El panorama da poco pie a la esperanza. La mayoría de jóvenes salvadoreños recibe una educación deficiente, no consigue trabajo, emigra, sufre la violencia con mayor intensidad y puebla las prisiones. Es difícil pensar en un país próspero y pacífico cuando se maltrata a la juventud de esta manera. De los casi 30 mil detenidos en este tiempo de estado de excepción, al menos dos terceras partes tienen menos de 30 años de edad. A este ritmo, es muy probable que El Salvador bata el récord mundial de privados de libertad por cada 100 mil habitantes. Algo de lo que no cabe presumir, mucho menos enorgullecerse. El lenguaje dominante, además, es agresivo y confrontativo contra quienes señalan temas o situaciones que implican una crítica a la realidad que vive la gente. Que los jóvenes vivan en este ambiente de pleito político y de rechazo al diálogo no es bueno para ellos ni augura bienestar para el país. Da la impresión que se busca educar para el fanatismo, no para la convivencia.
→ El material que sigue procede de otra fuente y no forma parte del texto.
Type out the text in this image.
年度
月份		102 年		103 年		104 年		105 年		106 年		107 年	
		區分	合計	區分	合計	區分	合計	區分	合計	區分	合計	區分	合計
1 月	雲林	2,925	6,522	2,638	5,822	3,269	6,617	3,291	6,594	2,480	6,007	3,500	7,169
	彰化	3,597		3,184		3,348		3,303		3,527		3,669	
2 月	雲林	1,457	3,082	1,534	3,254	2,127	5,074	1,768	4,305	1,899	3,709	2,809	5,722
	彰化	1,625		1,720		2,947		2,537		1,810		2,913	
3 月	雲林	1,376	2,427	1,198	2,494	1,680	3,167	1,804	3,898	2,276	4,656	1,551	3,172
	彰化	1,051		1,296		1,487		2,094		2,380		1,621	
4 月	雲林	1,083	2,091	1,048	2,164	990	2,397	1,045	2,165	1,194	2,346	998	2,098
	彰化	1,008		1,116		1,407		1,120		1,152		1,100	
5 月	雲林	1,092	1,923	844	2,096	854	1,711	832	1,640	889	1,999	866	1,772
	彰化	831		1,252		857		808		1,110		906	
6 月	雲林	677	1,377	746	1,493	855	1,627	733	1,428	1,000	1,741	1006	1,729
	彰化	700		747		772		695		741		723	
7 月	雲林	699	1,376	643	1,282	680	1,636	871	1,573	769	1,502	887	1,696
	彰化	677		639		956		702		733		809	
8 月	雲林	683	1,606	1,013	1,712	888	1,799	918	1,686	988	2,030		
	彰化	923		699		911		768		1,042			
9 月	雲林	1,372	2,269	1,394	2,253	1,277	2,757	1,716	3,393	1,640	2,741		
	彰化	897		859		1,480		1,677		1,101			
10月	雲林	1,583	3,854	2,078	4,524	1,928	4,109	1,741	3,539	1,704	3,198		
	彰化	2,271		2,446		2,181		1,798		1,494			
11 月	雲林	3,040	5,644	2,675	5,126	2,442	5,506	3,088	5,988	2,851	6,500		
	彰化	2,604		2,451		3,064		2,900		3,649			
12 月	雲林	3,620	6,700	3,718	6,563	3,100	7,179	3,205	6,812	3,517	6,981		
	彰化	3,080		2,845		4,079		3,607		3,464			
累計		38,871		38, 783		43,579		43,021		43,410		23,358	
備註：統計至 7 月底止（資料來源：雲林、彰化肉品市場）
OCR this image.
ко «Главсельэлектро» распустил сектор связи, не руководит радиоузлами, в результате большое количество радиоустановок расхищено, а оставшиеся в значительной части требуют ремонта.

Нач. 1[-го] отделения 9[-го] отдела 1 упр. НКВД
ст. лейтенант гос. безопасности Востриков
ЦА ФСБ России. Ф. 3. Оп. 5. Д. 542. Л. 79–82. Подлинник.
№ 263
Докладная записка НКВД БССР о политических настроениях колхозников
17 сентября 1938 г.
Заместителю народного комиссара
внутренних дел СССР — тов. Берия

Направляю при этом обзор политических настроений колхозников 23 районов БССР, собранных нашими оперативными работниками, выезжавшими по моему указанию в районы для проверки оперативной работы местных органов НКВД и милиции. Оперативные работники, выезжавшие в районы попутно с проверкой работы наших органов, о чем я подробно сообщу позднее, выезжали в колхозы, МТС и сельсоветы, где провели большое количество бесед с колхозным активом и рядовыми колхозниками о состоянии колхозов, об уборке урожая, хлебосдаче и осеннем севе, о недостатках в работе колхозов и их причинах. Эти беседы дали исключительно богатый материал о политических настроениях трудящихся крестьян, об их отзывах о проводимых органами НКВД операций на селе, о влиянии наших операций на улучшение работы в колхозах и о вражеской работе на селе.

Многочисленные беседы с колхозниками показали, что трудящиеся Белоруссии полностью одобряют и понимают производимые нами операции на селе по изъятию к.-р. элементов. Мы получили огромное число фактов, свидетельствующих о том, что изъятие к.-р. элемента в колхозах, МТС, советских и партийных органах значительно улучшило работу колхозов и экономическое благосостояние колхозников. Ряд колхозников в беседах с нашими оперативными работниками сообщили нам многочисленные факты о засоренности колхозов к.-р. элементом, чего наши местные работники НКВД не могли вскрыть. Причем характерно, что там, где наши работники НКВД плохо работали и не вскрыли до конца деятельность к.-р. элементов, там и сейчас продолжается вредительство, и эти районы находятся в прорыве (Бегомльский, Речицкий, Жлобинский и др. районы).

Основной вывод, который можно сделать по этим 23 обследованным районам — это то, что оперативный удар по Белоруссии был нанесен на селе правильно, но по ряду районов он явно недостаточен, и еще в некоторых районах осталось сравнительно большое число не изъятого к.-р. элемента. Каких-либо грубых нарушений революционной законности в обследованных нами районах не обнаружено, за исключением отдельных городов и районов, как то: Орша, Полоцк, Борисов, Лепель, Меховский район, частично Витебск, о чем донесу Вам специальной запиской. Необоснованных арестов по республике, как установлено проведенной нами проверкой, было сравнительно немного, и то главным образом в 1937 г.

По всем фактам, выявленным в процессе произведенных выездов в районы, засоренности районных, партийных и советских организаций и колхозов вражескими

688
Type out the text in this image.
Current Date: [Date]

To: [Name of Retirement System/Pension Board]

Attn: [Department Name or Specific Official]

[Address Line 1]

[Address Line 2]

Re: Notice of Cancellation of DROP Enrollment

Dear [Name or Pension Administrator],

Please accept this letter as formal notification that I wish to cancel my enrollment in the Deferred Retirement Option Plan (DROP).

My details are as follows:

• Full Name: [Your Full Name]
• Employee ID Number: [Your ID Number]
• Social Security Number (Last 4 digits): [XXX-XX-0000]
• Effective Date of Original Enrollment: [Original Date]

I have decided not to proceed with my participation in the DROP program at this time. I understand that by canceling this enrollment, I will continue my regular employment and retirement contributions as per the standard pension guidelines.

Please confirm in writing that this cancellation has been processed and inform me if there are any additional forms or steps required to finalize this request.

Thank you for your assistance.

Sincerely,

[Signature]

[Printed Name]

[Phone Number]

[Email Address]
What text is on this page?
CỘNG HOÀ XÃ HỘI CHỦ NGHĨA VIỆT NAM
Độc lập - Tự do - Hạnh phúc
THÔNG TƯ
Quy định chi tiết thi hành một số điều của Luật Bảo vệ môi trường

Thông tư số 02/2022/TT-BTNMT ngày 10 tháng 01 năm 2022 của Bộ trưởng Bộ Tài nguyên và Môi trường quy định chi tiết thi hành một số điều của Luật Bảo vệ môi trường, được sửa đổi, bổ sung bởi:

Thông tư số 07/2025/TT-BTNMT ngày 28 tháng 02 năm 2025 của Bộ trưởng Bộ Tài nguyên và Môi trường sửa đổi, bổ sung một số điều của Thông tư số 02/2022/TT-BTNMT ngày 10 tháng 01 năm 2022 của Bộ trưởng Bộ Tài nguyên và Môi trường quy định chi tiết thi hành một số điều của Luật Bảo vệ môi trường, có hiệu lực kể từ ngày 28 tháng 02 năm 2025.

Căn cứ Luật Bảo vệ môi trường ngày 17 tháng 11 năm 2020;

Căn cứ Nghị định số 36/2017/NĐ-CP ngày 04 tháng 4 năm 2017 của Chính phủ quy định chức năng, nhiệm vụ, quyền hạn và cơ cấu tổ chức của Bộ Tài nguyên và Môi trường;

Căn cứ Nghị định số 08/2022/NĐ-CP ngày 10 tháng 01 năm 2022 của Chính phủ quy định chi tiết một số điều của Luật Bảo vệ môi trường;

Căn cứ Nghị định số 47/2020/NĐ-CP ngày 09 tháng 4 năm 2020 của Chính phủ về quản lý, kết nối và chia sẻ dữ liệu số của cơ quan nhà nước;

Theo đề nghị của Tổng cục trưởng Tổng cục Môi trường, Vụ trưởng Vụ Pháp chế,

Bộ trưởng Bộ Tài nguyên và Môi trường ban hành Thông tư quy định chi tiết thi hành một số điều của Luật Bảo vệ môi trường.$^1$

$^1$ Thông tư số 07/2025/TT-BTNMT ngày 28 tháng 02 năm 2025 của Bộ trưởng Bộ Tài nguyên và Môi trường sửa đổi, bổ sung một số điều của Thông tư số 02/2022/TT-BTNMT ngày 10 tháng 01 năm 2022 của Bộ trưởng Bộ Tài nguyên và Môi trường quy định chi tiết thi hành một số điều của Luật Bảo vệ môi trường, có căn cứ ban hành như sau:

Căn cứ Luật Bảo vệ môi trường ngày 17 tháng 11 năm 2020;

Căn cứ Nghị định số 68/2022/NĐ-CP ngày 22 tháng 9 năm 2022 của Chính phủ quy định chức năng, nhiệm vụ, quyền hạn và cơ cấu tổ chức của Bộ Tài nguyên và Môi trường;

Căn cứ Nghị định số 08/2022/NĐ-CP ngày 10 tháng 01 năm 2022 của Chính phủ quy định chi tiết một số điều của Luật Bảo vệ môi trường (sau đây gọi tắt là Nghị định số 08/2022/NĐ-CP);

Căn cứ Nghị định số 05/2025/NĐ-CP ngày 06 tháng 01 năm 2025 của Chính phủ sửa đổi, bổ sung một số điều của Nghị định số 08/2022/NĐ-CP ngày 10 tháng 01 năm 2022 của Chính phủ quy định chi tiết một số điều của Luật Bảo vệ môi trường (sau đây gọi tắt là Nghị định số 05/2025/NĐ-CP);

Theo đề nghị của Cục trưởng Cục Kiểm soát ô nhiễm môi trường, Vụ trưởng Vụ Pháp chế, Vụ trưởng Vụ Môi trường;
En cualquier sistema educativo se valora siempre la capacidad del maestro de conversar francamente con sus estudiantes. Antes que enseñar cosas concretas, los docentes deben enseñar a pensar críticamente y a dialogar. Si en la escuela no abunda ese modo de proceder, si en el país se prefiere el grito, el insulto y la mentira, no hay que esperar milagros en el porvenir de nuestros jóvenes. En el conjunto de nuestra juventud hay gente muy buena y muy abierta al diálogo. Personas que no solo se plantean con seriedad los problemas, sino que están dispuestas a colaborar en las soluciones. Pero cuando una buena parte de los adultos y de los gobernantes funciona de otra manera, el peso de la realidad lleva a los jóvenes a adaptarse a lo que hay. La soberbia del poder nunca ha sido promotora eficiente del desarrollo humano, así como la corrupción de las instituciones nunca ha actuado en favor del bien común.
Aunque algunos lo ponen en duda, aún se está a tiempo de abandonar este camino hacia tensiones cada vez más profundas y comenzar a dialogar en serio sobre los problemas nacionales. Aún se está a tiempo de invertir en los jóvenes. Y no es que no se haya hecho nada; la cuestión es que hay que planificar la inversión y sus resultados en el largo plazo. Es descorazonador que el 70% de la población no tenga el nivel educativo de bachillerato y el promedio de educación formal sea de 8 años en los mayores de 25 años de edad. Invertir más en educación, mejorar su calidad y convertir el bachillerato en parte de la educación obligatoria a nivel nacional son acciones básicas para la construcción del futuro de El Salvador. Sin al menos esas acciones, decir que los jóvenes son el futuro de la patria es pura hipocresía.